Akdeniz’i gösterip Karadeniz'den vurmak bu olsa gerek sanırım, yani sağı gösterip solu vurmak?
*
Önce bölgeyi tanıyalım bakalım, Karadeniz'in soğuk ve sert sularında, Romanya ve Bulgaristan'ın Karasularına yakın, Karadeniz Ereğli’nin, yaklaşık “150” Km açıklarında, Rusya Türk akımına da yakın bir bölgede!
**
Biraz gerilere gidelim, doksanlı yıllarda, Kahta, Beşiri, Kurtalan, Batman, Cizre’de nice kuyuların açılıp kapandığına şahit olmuş biri olarak.
Mesela “7-8”yıl önce, Pet Rom and Exxon şirketi, tarafından bulunan ve Romanya'nın neredeyse tamamının ihtiyacını karşılayan, Karadeniz'in, en büyük doğalgaz havzasına yakın bir bölgede.
***
Türkiye Rusya Türk akımı bölgesinde yakın bir bölge, konum olarak ihracata elverişli, Yunanistan, Ukrayna, Bulgaristan en yakın olan ticari ülkeler.
Türk akımı boru hattı üzerinden, doğu Avrupa ülkelerine ticarete açık bir bölge.
“320” milyar, metreküp doğalgaz rezervi, diğer bir dille Türkiye’nin “6-7”yıllık gaz ihtiyacını karşılayacak durumda!
****
Tabii olarak da Türkiye yeni arayışlar içine girdi, mesela NATO limanında bulunan Türkiye’nin üçüncü büyük sondaj gemisi Kanuni de yola çıktı.
“12 bin” metre derinliğe, ”3 bin” metre sondaj yapma özelliğine sahip.
Yeni kuyular bekliyoruz inşallah.
Tabii bu gazın kullanılması da uzun ve meşakkatli bir yatırım ve zaman ister, normal şartlarda beş ila sekiz yıl zaman ve yaklaşık sondaj masrafı kadar da bir yatırım ister.
Sondaj maliyeti yaklaşık dört milyar tl rafine yatırımı da yaklaşık bir o kadar yatırım gerektirir.
Ama büyük bir yatırım gözükse de değil, çünkü %92 petrol %99 gazı ithal eden bir ülkeyiz .
Bütçe dengelerimizi cari açıklarımızı zaten hep petrol ve gaz yüzünden değil mi.
Para parayı getirir derler ya inşallah gaz gazı getirir, “2000” kilometrekare bir alan taranınca, daha kaliteli, üç, dört, katında daha gaz çıkar inşallah.
*****
Baksana daha şimdiden, Avrupa üç dört gündür panik atak oldu özellikle Fransa beyin spazmı geçirdi tabii bizim muhalefet de, hükümetin bu başarısını küçümsemeye başladılar hatta ismi Prof. olup küçümseyenler bile var ne yazık ki .
Halbuki bu gaz “83” milyonu bırak, üç yüz milyon Türk dünyasının umudu.
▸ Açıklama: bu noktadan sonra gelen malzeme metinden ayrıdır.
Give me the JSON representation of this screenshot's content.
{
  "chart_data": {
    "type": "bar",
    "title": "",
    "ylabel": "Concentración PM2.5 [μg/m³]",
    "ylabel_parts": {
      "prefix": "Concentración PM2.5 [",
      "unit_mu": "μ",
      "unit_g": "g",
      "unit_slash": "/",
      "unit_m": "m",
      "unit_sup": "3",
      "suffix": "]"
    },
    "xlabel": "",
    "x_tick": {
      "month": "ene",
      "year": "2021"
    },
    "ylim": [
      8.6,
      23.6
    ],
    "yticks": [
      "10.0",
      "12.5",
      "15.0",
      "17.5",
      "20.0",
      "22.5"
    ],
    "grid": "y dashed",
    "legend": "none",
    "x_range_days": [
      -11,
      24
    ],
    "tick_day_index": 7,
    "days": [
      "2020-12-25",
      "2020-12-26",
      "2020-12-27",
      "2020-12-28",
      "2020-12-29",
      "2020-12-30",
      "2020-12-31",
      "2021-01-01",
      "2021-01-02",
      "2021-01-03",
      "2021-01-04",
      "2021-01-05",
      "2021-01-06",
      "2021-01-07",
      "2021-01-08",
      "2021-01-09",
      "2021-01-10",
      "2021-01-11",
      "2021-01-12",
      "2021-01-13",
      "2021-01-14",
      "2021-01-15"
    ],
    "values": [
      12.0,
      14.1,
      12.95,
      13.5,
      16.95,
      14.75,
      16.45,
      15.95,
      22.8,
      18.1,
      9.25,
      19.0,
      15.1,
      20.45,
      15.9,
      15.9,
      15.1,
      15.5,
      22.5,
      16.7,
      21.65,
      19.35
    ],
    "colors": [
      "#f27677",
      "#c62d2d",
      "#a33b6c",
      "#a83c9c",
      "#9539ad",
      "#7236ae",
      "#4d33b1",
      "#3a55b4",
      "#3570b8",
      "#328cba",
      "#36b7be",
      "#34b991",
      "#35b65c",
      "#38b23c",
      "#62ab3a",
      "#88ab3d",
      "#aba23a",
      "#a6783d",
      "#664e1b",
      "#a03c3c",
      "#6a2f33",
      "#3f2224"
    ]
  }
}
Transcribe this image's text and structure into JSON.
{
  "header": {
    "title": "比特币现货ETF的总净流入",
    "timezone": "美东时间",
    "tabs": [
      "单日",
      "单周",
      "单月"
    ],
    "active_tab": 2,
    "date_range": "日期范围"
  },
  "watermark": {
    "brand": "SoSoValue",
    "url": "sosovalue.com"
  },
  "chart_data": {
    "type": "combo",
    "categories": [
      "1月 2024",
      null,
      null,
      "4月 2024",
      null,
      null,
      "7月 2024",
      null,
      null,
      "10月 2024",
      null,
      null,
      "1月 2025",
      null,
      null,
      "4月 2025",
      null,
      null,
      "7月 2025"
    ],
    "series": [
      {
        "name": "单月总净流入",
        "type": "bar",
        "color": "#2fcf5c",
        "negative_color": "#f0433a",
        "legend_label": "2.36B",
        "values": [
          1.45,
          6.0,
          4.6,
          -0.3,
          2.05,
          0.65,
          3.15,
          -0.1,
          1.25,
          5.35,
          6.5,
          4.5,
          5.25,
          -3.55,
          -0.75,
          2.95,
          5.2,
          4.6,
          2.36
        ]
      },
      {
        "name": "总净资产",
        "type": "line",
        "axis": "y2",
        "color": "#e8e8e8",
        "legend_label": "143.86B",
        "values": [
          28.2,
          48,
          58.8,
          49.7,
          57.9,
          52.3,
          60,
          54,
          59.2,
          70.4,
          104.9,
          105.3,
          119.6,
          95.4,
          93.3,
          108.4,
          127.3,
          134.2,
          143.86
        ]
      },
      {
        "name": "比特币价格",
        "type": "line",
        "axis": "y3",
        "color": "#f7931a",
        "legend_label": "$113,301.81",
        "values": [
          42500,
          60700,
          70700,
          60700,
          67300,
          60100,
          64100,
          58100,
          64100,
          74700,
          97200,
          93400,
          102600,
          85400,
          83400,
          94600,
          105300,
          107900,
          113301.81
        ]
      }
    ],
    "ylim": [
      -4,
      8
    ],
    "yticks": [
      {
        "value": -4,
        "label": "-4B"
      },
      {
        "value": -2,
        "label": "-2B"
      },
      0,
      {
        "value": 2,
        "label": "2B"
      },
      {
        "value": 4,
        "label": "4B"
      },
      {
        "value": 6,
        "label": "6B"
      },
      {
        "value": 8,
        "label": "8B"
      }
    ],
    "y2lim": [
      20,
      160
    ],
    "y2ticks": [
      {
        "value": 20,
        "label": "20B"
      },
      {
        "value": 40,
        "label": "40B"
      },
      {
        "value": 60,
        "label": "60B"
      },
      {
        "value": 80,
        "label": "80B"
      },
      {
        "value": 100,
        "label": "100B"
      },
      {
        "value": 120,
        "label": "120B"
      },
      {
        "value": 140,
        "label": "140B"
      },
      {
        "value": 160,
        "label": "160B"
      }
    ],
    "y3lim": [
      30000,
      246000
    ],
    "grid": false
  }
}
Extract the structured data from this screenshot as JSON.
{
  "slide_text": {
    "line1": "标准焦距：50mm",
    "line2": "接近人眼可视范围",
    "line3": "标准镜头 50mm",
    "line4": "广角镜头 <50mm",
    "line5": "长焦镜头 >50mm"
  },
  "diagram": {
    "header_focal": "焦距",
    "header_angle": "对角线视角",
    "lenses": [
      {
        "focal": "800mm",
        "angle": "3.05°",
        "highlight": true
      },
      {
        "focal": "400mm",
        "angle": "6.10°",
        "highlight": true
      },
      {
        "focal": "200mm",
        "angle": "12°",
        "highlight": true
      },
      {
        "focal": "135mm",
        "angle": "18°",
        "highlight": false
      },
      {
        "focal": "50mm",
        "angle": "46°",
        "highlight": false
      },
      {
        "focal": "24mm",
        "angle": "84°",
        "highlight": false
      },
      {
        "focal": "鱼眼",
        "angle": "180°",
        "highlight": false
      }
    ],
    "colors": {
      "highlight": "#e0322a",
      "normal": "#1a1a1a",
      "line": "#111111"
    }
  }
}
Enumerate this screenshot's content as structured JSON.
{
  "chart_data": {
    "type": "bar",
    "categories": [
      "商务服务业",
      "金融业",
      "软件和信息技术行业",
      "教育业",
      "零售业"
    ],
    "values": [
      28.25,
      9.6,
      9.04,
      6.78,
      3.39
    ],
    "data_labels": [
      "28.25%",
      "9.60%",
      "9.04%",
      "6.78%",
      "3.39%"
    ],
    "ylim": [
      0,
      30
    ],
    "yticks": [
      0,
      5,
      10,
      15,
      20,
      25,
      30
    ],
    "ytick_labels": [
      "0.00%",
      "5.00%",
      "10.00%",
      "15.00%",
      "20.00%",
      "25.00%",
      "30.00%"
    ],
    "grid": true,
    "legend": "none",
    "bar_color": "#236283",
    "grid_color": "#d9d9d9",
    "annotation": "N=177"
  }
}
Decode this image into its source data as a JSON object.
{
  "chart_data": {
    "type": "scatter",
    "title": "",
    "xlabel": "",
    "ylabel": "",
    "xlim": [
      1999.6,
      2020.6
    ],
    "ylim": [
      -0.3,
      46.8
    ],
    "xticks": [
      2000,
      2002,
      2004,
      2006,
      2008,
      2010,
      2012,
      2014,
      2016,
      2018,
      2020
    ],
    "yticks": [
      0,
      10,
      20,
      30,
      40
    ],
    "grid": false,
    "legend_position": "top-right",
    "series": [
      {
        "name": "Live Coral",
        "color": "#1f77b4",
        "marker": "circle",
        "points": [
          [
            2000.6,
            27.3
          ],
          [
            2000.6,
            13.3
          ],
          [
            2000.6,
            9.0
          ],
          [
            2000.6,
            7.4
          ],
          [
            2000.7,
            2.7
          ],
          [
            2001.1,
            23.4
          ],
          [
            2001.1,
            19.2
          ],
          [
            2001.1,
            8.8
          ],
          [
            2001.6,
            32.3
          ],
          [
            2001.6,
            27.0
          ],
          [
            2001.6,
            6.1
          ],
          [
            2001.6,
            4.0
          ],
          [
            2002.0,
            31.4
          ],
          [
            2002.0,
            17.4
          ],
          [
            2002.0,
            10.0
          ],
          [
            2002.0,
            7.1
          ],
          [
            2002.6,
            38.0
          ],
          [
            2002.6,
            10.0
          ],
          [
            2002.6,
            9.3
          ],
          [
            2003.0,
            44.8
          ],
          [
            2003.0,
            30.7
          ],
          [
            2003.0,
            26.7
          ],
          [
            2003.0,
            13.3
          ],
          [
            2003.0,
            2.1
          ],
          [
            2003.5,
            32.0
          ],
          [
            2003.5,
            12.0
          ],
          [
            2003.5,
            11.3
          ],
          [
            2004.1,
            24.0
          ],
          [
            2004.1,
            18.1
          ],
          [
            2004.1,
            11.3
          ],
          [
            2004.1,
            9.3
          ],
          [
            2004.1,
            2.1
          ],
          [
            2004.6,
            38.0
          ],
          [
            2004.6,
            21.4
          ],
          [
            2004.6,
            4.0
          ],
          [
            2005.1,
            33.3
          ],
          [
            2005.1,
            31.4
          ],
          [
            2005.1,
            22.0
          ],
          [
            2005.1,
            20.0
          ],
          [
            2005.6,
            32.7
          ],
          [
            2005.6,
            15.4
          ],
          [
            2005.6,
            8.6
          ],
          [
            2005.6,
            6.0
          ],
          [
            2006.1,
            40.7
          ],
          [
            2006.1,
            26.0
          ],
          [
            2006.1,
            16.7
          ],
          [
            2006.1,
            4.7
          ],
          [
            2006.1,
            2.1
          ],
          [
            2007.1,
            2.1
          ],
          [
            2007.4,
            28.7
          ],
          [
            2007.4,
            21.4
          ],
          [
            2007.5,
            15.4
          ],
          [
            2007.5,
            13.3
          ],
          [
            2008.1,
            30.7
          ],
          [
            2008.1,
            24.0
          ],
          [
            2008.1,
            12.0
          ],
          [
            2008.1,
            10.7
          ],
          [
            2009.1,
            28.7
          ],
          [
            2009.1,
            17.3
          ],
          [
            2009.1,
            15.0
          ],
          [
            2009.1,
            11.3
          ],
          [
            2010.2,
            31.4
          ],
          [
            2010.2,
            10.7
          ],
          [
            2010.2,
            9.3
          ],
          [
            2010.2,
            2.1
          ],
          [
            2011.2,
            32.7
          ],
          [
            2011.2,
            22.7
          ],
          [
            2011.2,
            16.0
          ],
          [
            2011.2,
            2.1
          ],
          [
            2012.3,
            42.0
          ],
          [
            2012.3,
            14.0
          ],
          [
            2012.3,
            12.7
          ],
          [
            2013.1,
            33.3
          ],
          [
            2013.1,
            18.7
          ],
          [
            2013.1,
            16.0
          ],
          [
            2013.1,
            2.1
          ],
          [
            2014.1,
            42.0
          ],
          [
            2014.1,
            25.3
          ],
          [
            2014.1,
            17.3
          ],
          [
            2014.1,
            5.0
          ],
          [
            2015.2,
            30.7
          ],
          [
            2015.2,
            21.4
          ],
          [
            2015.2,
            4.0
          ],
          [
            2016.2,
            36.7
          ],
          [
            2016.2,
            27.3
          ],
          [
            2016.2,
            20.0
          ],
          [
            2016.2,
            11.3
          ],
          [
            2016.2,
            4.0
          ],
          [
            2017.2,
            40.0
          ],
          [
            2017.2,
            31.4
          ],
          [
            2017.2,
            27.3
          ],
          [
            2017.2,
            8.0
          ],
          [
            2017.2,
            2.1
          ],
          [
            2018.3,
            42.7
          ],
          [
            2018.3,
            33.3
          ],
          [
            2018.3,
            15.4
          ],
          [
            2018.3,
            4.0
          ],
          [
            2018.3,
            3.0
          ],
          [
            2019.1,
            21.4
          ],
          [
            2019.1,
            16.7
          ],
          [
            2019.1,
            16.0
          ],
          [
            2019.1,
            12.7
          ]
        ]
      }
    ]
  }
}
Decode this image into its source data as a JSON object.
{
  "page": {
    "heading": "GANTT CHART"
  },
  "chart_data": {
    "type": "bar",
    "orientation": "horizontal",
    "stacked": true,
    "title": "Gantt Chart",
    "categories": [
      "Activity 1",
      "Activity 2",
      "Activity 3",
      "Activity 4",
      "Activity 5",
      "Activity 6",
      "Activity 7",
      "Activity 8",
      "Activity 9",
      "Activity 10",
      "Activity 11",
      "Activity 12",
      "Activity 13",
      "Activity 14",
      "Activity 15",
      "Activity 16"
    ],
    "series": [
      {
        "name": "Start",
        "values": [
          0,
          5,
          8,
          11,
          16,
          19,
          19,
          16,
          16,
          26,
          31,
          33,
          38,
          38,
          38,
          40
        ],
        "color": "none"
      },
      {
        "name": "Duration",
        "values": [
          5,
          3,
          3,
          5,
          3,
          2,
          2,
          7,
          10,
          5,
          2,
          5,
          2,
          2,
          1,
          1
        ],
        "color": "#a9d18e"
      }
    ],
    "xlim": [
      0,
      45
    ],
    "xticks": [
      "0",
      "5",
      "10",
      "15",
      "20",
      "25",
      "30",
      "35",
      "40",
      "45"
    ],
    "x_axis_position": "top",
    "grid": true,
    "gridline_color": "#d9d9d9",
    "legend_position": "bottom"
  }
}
Kimsenin babasının malı değil, tebrik etmek zor bir şey mi?
Aslında son on beş yıldır bu hep yapılıyor, Türkiye’nin çeşitli yerlerinde “303” kara sondajı yapıldı bunlardan “157”si petrol “17”sinde gaz bulundu.
Tabii ezanda gözü olmayanın namazda yüzü olmaz derler, tabii bizim zavallı muhalefet, Atlantik ötesi iş birliğinden devletle iş birliğini unutmuş.
Dünyanın jandarması olan, ABD'nin başkan adayı bile T.C. hükümetini yıkmak üzere seçim sloganı atıyor ve Türkiye muhalefetiyle işbirliği yaptığını dünyaya deklare ediyor.
Ben şahsen bahsi konu olan muhalefet liderleri olsam, derhâl istifa ederdim.
******
Ne acıdır ki “90” yıldır, bu ülkede arama yapıp petrol ve gaz yok diye kapatıp Türkiye Cumhuriyeti hükümetine gaz ve petrol yok diye rapor edildi ve bu devletin başkan adayı bizim muhalefetle işbirliği yaptığını saklamadan söylüyor.
Bu arada merhum Erbakan ve Unakıtan'ın da hakkını teslim etmek lazım proje onların, ABD, FRANSA, İNGİLTERE şirketlerinin kapattığı tüm kuyuları ve haritaları güncelleyip gündeme alan Unakıtan.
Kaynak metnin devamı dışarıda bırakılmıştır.